Monday, July 23, 2007

The Underlying Proposition

For some reason it's never really sunk in that the basis of the opus is kind of old hat, in a way. One of the things at the bedrock is the idea that humanity is on its way out; that our species is doomed; that the end is nigh.

There's a lot of reason to think so. When I say to people -- as I sometimes do -- that the writing is on the wall, and our species is living beyond its means so egregiously that we're doomed, they agree with me. This means that either they really feel this way or they're simply putting on the pose for my benefit, which is also quite possible.

One would have to admit that the mountains of evidence are overwhelming. These days the only people who deny global climate change, loss of biodiversity, etc have a vested interest in doing so, or are working hard to live in denial. The science on this subject seems to be extremely clear. But the fact remains that people have been saying this for a very long time. There's never been a shortage of people who see the great big cataclysm heading right towards us. Despite their convictions both the world and the humans upon it are intact.
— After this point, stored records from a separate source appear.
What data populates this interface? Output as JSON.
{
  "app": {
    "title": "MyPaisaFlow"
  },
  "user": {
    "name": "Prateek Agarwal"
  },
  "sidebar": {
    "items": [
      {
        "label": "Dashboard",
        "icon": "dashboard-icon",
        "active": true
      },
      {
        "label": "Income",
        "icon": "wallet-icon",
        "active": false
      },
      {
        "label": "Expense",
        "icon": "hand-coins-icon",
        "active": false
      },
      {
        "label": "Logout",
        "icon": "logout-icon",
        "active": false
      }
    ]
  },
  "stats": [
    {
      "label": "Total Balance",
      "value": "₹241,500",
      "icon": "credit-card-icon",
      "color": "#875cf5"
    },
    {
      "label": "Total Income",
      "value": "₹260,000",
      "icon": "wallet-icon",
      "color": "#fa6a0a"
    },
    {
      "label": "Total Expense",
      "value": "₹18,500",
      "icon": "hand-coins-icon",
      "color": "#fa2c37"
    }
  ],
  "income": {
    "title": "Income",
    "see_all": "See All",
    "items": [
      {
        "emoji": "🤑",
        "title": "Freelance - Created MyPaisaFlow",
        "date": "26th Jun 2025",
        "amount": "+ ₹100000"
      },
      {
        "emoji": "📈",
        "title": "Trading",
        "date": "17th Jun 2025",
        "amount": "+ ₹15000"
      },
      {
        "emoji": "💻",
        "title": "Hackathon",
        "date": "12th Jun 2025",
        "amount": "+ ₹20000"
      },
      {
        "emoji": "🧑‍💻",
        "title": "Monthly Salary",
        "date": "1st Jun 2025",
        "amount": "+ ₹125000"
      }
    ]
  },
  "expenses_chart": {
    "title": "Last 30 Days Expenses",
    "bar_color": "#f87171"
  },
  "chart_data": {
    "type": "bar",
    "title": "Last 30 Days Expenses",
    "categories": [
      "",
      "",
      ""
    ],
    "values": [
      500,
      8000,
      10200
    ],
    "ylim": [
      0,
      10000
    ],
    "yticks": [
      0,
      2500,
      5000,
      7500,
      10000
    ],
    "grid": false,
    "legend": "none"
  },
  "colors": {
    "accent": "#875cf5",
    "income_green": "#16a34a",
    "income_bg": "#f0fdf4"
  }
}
The same could be true even now. What if all this dire glacier-melting, temperature-rising, rain-forest-falling, fisheries-depleting, and population-skyrocketing turns out to be no big deal, that the data has been read incorrectly or that we'll develop a technology that will save our asses and humanity is going to be fine? Wouldn't that be a travesty? It would mean that our species could do exactly what it wanted, with no consideration of the consequences, and still not have to be faced with any consequences. Where's the fairness in that?